13 Décembre 2016, 09:29am

Publié par La CGT d’ADP

Comment évaluer l’exposition d’un salarié aux vibrations transmises aux membres supérieurs (mains et bras) ? L’INRS propose un nouvel outil qui permet d’estimer simplement cette exposition, sans nécessiter de mesures.

OseV main bras permet d’évaluer l’exposition vibratoire d’un opérateur qui utilise jusqu’à quatre machines vibrantes dans la journée.
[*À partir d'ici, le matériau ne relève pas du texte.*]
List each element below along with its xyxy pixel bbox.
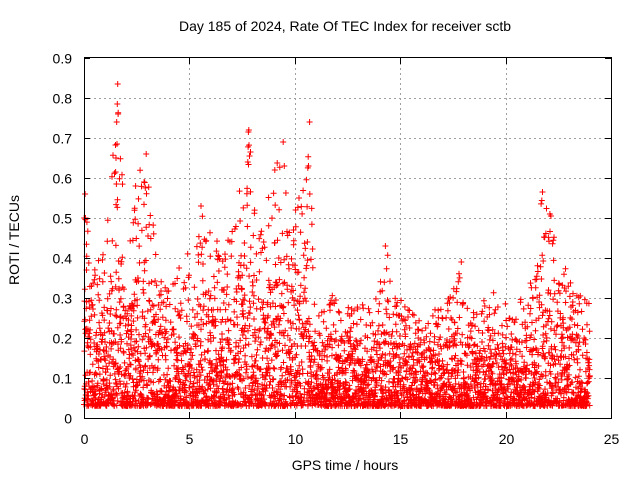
y-tick-label: 0.4: [53, 251, 73, 267]
x-tick-labels: 0 5 10 15 20 25: [81, 431, 620, 447]
x-tick-label: 15: [393, 431, 409, 447]
x-tick-label: 25: [604, 431, 620, 447]
x-axis-label: GPS time / hours: [292, 457, 399, 473]
y-tick-label: 0: [64, 411, 72, 427]
y-tick-label: 0.1: [53, 371, 73, 387]
x-tick-label: 10: [288, 431, 304, 447]
x-tick-label: 0: [81, 431, 89, 447]
plot-frame: [84, 57, 612, 419]
y-tick-label: 0.9: [53, 51, 73, 67]
y-axis-label: ROTI / TECUs: [6, 195, 22, 285]
roti-series-markers: [81, 81, 593, 409]
y-tick-label: 0.2: [53, 331, 73, 347]
y-tick-label: 0.6: [53, 171, 73, 187]
y-tick-labels: 0 0.1 0.2 0.3 0.4 0.5 0.6 0.7 0.8 0.9: [53, 51, 73, 427]
y-tick-label: 0.5: [53, 211, 73, 227]
y-tick-label: 0.7: [53, 131, 73, 147]
x-tick-label: 5: [186, 431, 194, 447]
axis-ticks: [84, 58, 612, 419]
y-tick-label: 0.3: [53, 291, 73, 307]
x-tick-label: 20: [499, 431, 515, 447]
y-tick-label: 0.8: [53, 91, 73, 107]
data-points: [81, 81, 593, 409]
chart-title: Day 185 of 2024, Rate Of TEC Index for r…: [179, 18, 511, 34]
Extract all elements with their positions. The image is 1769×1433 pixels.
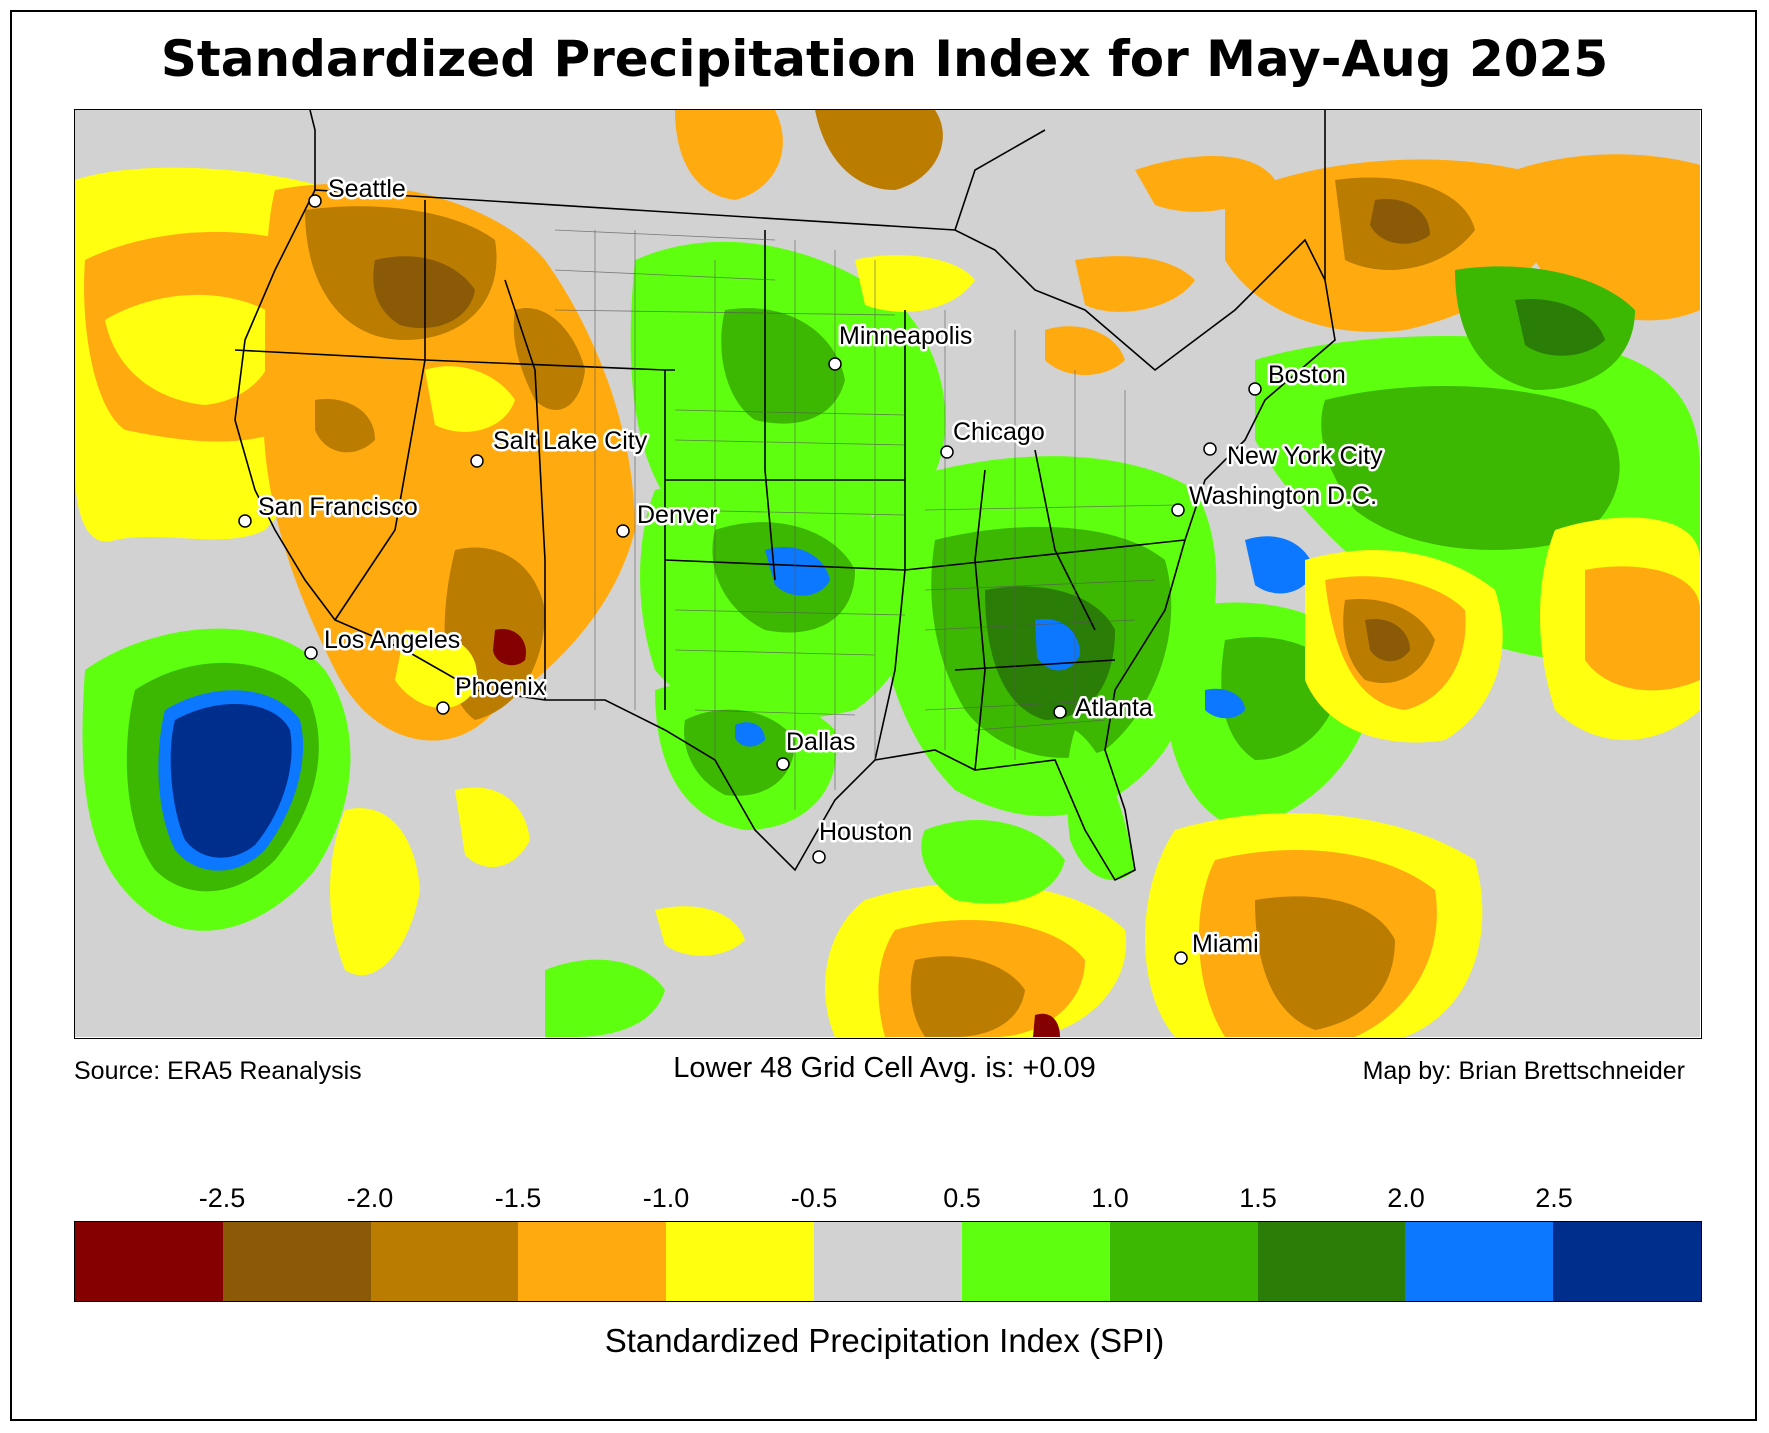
city-houston[interactable]: Houston — [812, 816, 915, 864]
colorbar — [74, 1221, 1702, 1302]
average-note: Lower 48 Grid Cell Avg. is: +0.09 — [673, 1052, 1096, 1084]
city-atlanta[interactable]: Atlanta — [1053, 692, 1155, 725]
colorbar-tick-label: 1.5 — [1239, 1183, 1277, 1213]
city-markers: Seattle Minneapolis Boston Chicago New Y… — [238, 173, 1386, 965]
svg-text:Salt Lake City: Salt Lake City — [493, 427, 648, 455]
credit-note: Map by: Brian Brettschneider — [1362, 1057, 1685, 1085]
svg-text:New York City: New York City — [1227, 442, 1383, 470]
colorbar-segment — [1109, 1222, 1258, 1301]
colorbar-tick-label: 1.0 — [1091, 1183, 1129, 1213]
svg-text:Miami: Miami — [1192, 930, 1259, 958]
city-chicago[interactable]: Chicago — [940, 416, 1047, 459]
county-lines — [554, 229, 1176, 810]
svg-text:Washington D.C.: Washington D.C. — [1189, 482, 1377, 510]
spi-map: Seattle Minneapolis Boston Chicago New Y… — [74, 109, 1702, 1039]
colorbar-segment — [75, 1222, 223, 1301]
spi-field — [75, 110, 1700, 1037]
svg-text:Atlanta: Atlanta — [1075, 694, 1153, 722]
colorbar-tick-label: -2.5 — [198, 1183, 246, 1213]
svg-text:Los Angeles: Los Angeles — [324, 626, 460, 654]
city-phoenix[interactable]: Phoenix — [436, 671, 548, 715]
figure-frame — [10, 10, 1757, 1421]
svg-text:Chicago: Chicago — [953, 418, 1045, 446]
city-salt-lake-city[interactable]: Salt Lake City — [470, 425, 650, 468]
svg-text:Denver: Denver — [637, 501, 718, 529]
colorbar-tick-label: -1.5 — [494, 1183, 542, 1213]
colorbar-tick-label: 2.0 — [1387, 1183, 1425, 1213]
colorbar-tick-label: -0.5 — [790, 1183, 838, 1213]
colorbar-segment — [1553, 1222, 1701, 1301]
boundary-lines — [234, 110, 1336, 882]
colorbar-segment — [1405, 1222, 1554, 1301]
city-minneapolis[interactable]: Minneapolis — [828, 320, 975, 371]
colorbar-title: Standardized Precipitation Index (SPI) — [604, 1322, 1165, 1359]
colorbar-segment — [370, 1222, 519, 1301]
city-new-york-city[interactable]: New York City — [1203, 440, 1386, 473]
city-dallas[interactable]: Dallas — [776, 726, 858, 771]
colorbar-tick-label: 0.5 — [943, 1183, 981, 1213]
city-denver[interactable]: Denver — [616, 499, 720, 538]
city-san-francisco[interactable]: San Francisco — [238, 491, 420, 528]
city-washington-dc[interactable]: Washington D.C. — [1171, 480, 1380, 517]
city-boston[interactable]: Boston — [1248, 359, 1348, 396]
colorbar-tick-label: -2.0 — [346, 1183, 394, 1213]
svg-text:Houston: Houston — [819, 818, 912, 846]
source-note: Source: ERA5 Reanalysis — [74, 1057, 362, 1085]
colorbar-segment — [814, 1222, 962, 1301]
colorbar-segment — [222, 1222, 371, 1301]
svg-text:San Francisco: San Francisco — [258, 493, 418, 521]
svg-text:Seattle: Seattle — [328, 175, 406, 203]
city-los-angeles[interactable]: Los Angeles — [304, 624, 463, 660]
colorbar-segment — [961, 1222, 1110, 1301]
city-miami[interactable]: Miami — [1174, 928, 1261, 965]
colorbar-segment — [1257, 1222, 1406, 1301]
map-title: Standardized Precipitation Index for May… — [160, 30, 1609, 88]
colorbar-tick-label: 2.5 — [1535, 1183, 1573, 1213]
colorbar-segment — [518, 1222, 667, 1301]
colorbar-tick-label: -1.0 — [642, 1183, 690, 1213]
colorbar-segment — [666, 1222, 815, 1301]
svg-text:Phoenix: Phoenix — [455, 673, 546, 701]
city-seattle[interactable]: Seattle — [308, 173, 408, 208]
svg-text:Boston: Boston — [1268, 361, 1346, 389]
svg-text:Minneapolis: Minneapolis — [839, 322, 972, 350]
svg-text:Dallas: Dallas — [786, 728, 855, 756]
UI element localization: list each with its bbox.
Cet outil, présenté sous format Excel, ne nécessite pas de connaissances particulières de la part de l’utilisateur, ni d’effectuer de mesures. Son utilisation se fait en trois étapes :

ü  Première étape : définir la ou les machines utilisées par l’opérateur lors d’une journée de travail.

ü  Deuxième étape : déterminer les conditions d’utilisation des machines par l’opérateur.

ü  Troisième étape : définir la durée réelle d’exposition de l’opérateur aux vibrations.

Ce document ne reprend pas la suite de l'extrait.